第4話 闇の中へ
「私、読書が趣味なの」
前を歩く藤堂さんはふと呟いた。知っている、寧ろ常に本を読んでいるイメージしかない。
「図書室でたまたま殺人鬼についての本があって、何となく手に取ってみた。それは、例えばエド・ゲインとか、彼らの起こした事件についての詳細が書かれていたものだったわ。そして、何となく興味が湧いたの。人を殺すってどういうことなのか、って。例えば、人を殺したら私はどんな気持ちになるのかしら、って。そこに楽しさを見出すのか。それとも恐怖や後悔を覚えるのか。或いは何も感じないのか。きっかけはそんな所ね、一ヶ月くらい前かしら。だから昔からそんなこと思ってたわけじゃないの」
彼女は前を向いたまま、聞いてもいない理由を話し始めた。僕は自分のハンカチで首の傷を押さえながら、彼女の後をついていく。
走れば、逃げることは出来る。しかし、それはしてはいけないと本能が告げていた。既に、手遅れなのだと。いや、最初から手遅れだったのだろう。あの手紙に誘われるまま、屋上に向かってしまった時点で。そこが分水嶺だった。
「どうして犬飼くんは正義の味方になりたいの?」
「⋯⋯特に、理由は」
きっと男なら誰しも一度は夢見ることなのではないか。戦隊ヒーローなんかに憧れて。僕はただ、そんな夢から醒めていないだけ。

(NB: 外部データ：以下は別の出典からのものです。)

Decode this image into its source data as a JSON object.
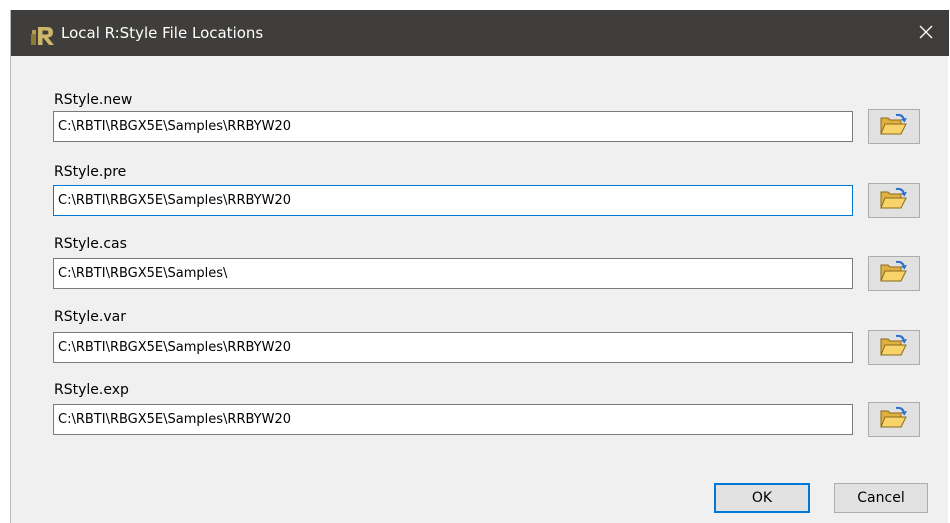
{
  "window": {
    "title": "Local R:Style File Locations"
  },
  "fields": [
    {
      "label": "RStyle.new",
      "value": "C:\\RBTI\\RBGX5E\\Samples\\RRBYW20"
    },
    {
      "label": "RStyle.pre",
      "value": "C:\\RBTI\\RBGX5E\\Samples\\RRBYW20"
    },
    {
      "label": "RStyle.cas",
      "value": "C:\\RBTI\\RBGX5E\\Samples\\"
    },
    {
      "label": "RStyle.var",
      "value": "C:\\RBTI\\RBGX5E\\Samples\\RRBYW20"
    },
    {
      "label": "RStyle.exp",
      "value": "C:\\RBTI\\RBGX5E\\Samples\\RRBYW20"
    }
  ],
  "buttons": {
    "ok_label": "OK",
    "cancel_label": "Cancel"
  },
  "icons": {
    "app": "app-r-logo-icon",
    "close": "close-icon",
    "browse": "open-folder-icon"
  },
  "colors": {
    "titlebar": "#3f3e3c",
    "dialog_background": "#f0f0f0",
    "focus_accent": "#0078d7"
  }
}
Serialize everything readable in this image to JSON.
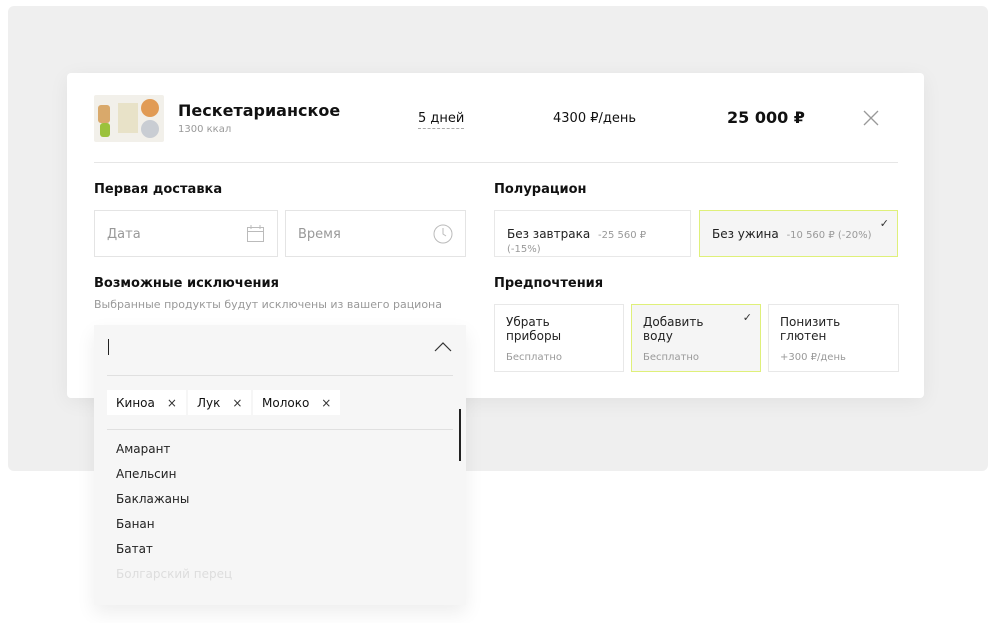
{
  "product": {
    "title": "Пескетарианское",
    "kcal": "1300 ккал",
    "days": "5 дней",
    "per_day": "4300 ₽/день",
    "total": "25 000 ₽"
  },
  "delivery": {
    "heading": "Первая доставка",
    "date_placeholder": "Дата",
    "time_placeholder": "Время"
  },
  "half": {
    "heading": "Полурацион",
    "options": [
      {
        "label": "Без завтрака",
        "note": "-25 560 ₽ (-15%)",
        "selected": false
      },
      {
        "label": "Без ужина",
        "note": "-10 560 ₽ (-20%)",
        "selected": true
      }
    ]
  },
  "exclusions": {
    "heading": "Возможные исключения",
    "subtitle": "Выбранные продукты будут исключены из вашего рациона",
    "chips": [
      "Киноа",
      "Лук",
      "Молоко"
    ],
    "items": [
      "Амарант",
      "Апельсин",
      "Баклажаны",
      "Банан",
      "Батат",
      "Болгарский перец"
    ]
  },
  "prefs": {
    "heading": "Предпочтения",
    "options": [
      {
        "label1": "Убрать",
        "label2": "приборы",
        "price": "Бесплатно",
        "selected": false
      },
      {
        "label1": "Добавить",
        "label2": "воду",
        "price": "Бесплатно",
        "selected": true
      },
      {
        "label1": "Понизить",
        "label2": "глютен",
        "price": "+300 ₽/день",
        "selected": false
      }
    ]
  },
  "colors": {
    "selected_border": "#dff07a",
    "selected_bg": "#f5f5f5"
  }
}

「それじゃ犬飼くんの正義って何? 正義の味方って、文字通り『正義』のいうものの『味方』なんでしょう? なら、貴方の正義の定義は何?」
正義の、定義。
そんなことを深く考えたことはなかった。正義の味方になりたいといっても、さすがに進路調査で『正義の味方』と書くような馬鹿ではない。無難に、警察官になりたいと思っている程度だ。
「⋯⋯よく、分からない」
「それなら、今日は犬飼くんにとって記念すべき日になるわ。貴方の正義が形を得る。貴方の正義が何なのかが定義されることになる。正確にはせざるを得なくなる」
藤堂さんは振り返って視線を僕に向けた。その瞳には喜悦の色が浮かんでいる。ぞくりと、再び悪寒が走る。足が竦む。これ以上行ってはいけないと。

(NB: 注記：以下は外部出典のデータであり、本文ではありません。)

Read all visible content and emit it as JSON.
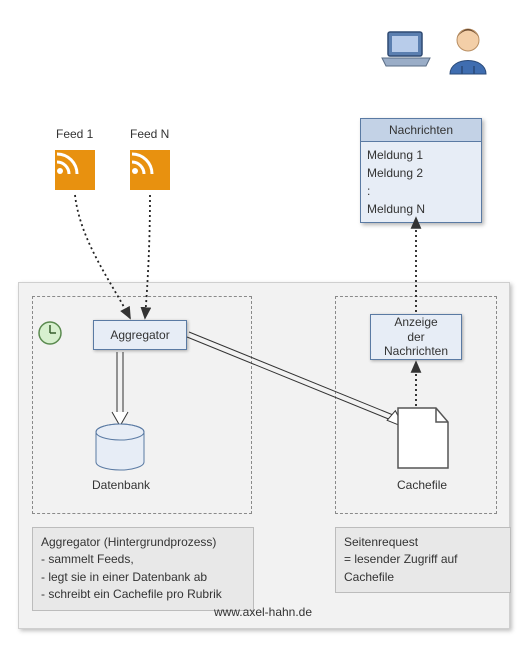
{
  "feeds": {
    "feed1_label": "Feed 1",
    "feedn_label": "Feed N"
  },
  "nachrichten": {
    "title": "Nachrichten",
    "line1": "Meldung 1",
    "line2": "Meldung 2",
    "line3": ":",
    "line4": "Meldung N"
  },
  "aggregator": {
    "label": "Aggregator"
  },
  "anzeige": {
    "line1": "Anzeige",
    "line2": "der",
    "line3": "Nachrichten"
  },
  "datenbank": {
    "label": "Datenbank"
  },
  "cachefile": {
    "label": "Cachefile"
  },
  "note_left": {
    "title": "Aggregator (Hintergrundprozess)",
    "b1": "- sammelt Feeds,",
    "b2": "- legt sie in einer Datenbank ab",
    "b3": "- schreibt ein Cachefile pro Rubrik"
  },
  "note_right": {
    "l1": "Seitenrequest",
    "l2": "= lesender Zugriff auf Cachefile"
  },
  "footer": {
    "url": "www.axel-hahn.de"
  },
  "icons": {
    "rss": "rss-icon",
    "clock": "clock-icon",
    "database": "database-icon",
    "file": "file-icon",
    "laptop": "laptop-icon",
    "user": "user-icon"
  }
}
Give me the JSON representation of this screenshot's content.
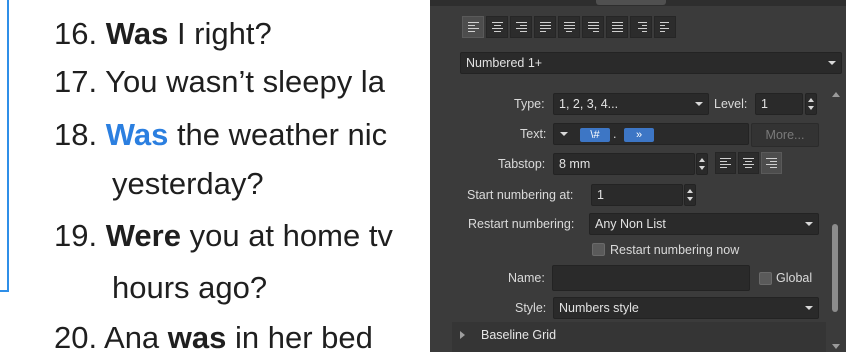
{
  "document": {
    "lines": [
      {
        "num": "16.",
        "bold": "Was",
        "rest": " I right?",
        "blue": ""
      },
      {
        "num": "17.",
        "bold": "",
        "rest": "You wasn’t sleepy la",
        "blue": ""
      },
      {
        "num": "18.",
        "bold": "",
        "rest": " the weather nic",
        "blue": "Was"
      },
      {
        "num": "",
        "bold": "",
        "rest": "yesterday?",
        "blue": ""
      },
      {
        "num": "19.",
        "bold": "Were",
        "rest": " you at home tv",
        "blue": ""
      },
      {
        "num": "",
        "bold": "",
        "rest": "hours ago?",
        "blue": ""
      },
      {
        "num": "20.",
        "bold": "was",
        "rest": " in her bed",
        "pre": "Ana ",
        "blue": ""
      }
    ]
  },
  "panel": {
    "alignment_icons": [
      "align-left-icon",
      "align-center-icon",
      "align-right-icon",
      "justify-left-icon",
      "justify-center-icon",
      "justify-right-icon",
      "justify-all-icon",
      "align-towards-spine-icon",
      "align-away-spine-icon"
    ],
    "list_style": {
      "value": "Numbered 1+"
    },
    "type": {
      "label": "Type:",
      "value": "1, 2, 3, 4..."
    },
    "level": {
      "label": "Level:",
      "value": "1"
    },
    "text": {
      "label": "Text:",
      "token_number": "\\#",
      "separator": ".",
      "token_tab": "»",
      "more_label": "More..."
    },
    "tabstop": {
      "label": "Tabstop:",
      "value": "8 mm"
    },
    "start_numbering": {
      "label": "Start numbering at:",
      "value": "1"
    },
    "restart_numbering": {
      "label": "Restart numbering:",
      "value": "Any Non List"
    },
    "restart_now": {
      "label": "Restart numbering now",
      "checked": false
    },
    "name": {
      "label": "Name:",
      "value": "",
      "global_label": "Global",
      "global_checked": false
    },
    "style": {
      "label": "Style:",
      "value": "Numbers style"
    },
    "baseline_grid": {
      "label": "Baseline Grid"
    }
  },
  "colors": {
    "panel_bg": "#3b3b3b",
    "field_bg": "#2a2a2a",
    "accent": "#3d76c5",
    "doc_highlight": "#2b7fe0"
  }
}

「⋯⋯どうしたの? 今更、帰るなんて言わないわよね?」
足を止めた僕に、彼女は目を細めて微笑みとともに小首を傾げる。今の僕にとって、その微笑みは恐怖の対象。脳裏を過ぎるのは、ナイフを向けられていた、あの瞬間。
それを思い出すと、結局は、震える足を一歩ずつ前に出していくしかない。彼女に逆らう選択肢は存在しない。

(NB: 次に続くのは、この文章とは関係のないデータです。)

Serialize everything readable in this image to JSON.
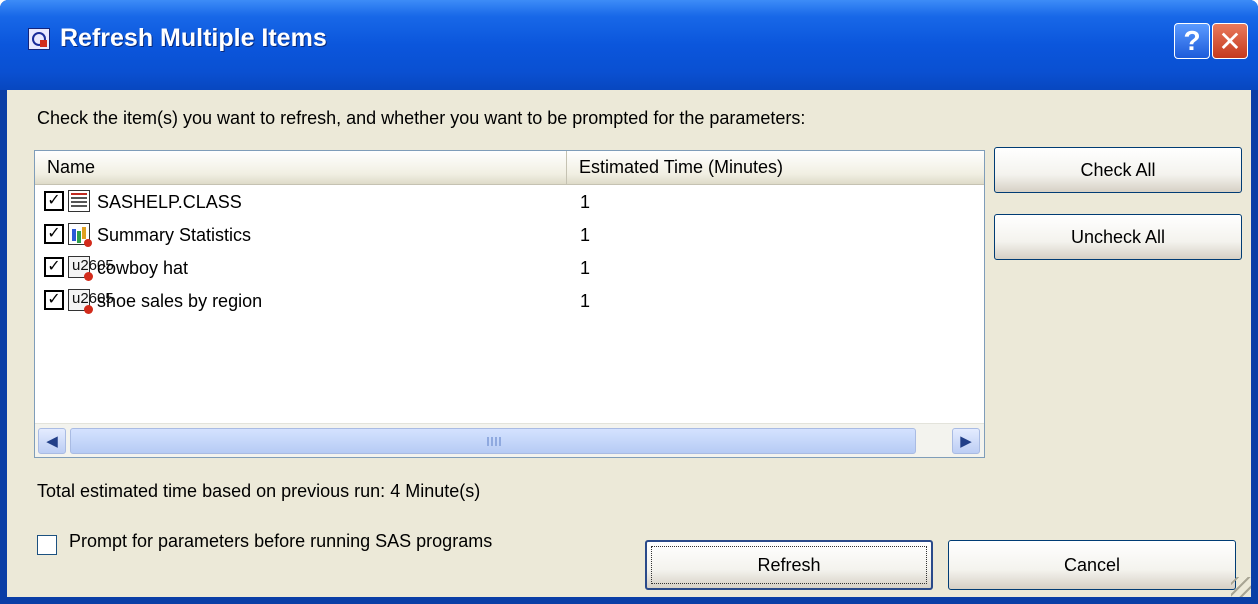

やがて、一つのマンションの前で先導していた藤堂さんは足を止めた。目の前を見上げる。そこは小綺麗な外観をしたマンションだった。タワーマンションと呼ぶべきものなのだろうか。一戸建てに住んでいる身としては、良く分からなかった。
「ここよ。着いて来て」
彼女はオートロック式の入口にカードキーをかざして開き、僕は震える足を無理矢理に動かしてその後をついていく。
エレベーターに入ると、彼女は二十階のボタンを押した。花のような、桃のような、甘い香りが鼻腔を擽り、ちらりと隣に視線を向ける。
その表情は楽しそうに見えた。まるでこれから遊園地に行く子供のような、そんなあどけないもの。しかし、それが何から齎されているのか、その胸中は考えたくもなかった。
エレベーターの扉が開くと、彼女は僕を一瞥してから歩き始めた。降りてから四つ目の扉の前で止まる。2004号室。そこが彼女の部屋らしい。
「私ね、一人暮らしなの。だから色々と自由に出来て助かるわ。⋯⋯入って?」
カードキーでロックを外して扉を開いた彼女は、笑顔を向けて先に入るように促す。正直、勘弁して欲しかった。殺人願望のある女の部屋に、だれが入りたがるというのか。
躊躇する僕に、彼女は目を細める。結局は、逆らえる訳もなく、入口の正面へと立った。
室内は、暗い。
電気が点いていないのだから当然ではあるといえ、中の様子が全く見えないほどの深い闇。それがぽっかりと口を開いている。
こくりと、生唾を飲み込む。
入る以外に選択肢がないのは分かっていても、一歩が踏み出せない。
「どうしたの? 早く」
急かす声は僅かに鋭さを帯びている。
背中にじわりと汗が浮かぶ。
闇の奥から、微かに人の声が聞こえた気がした。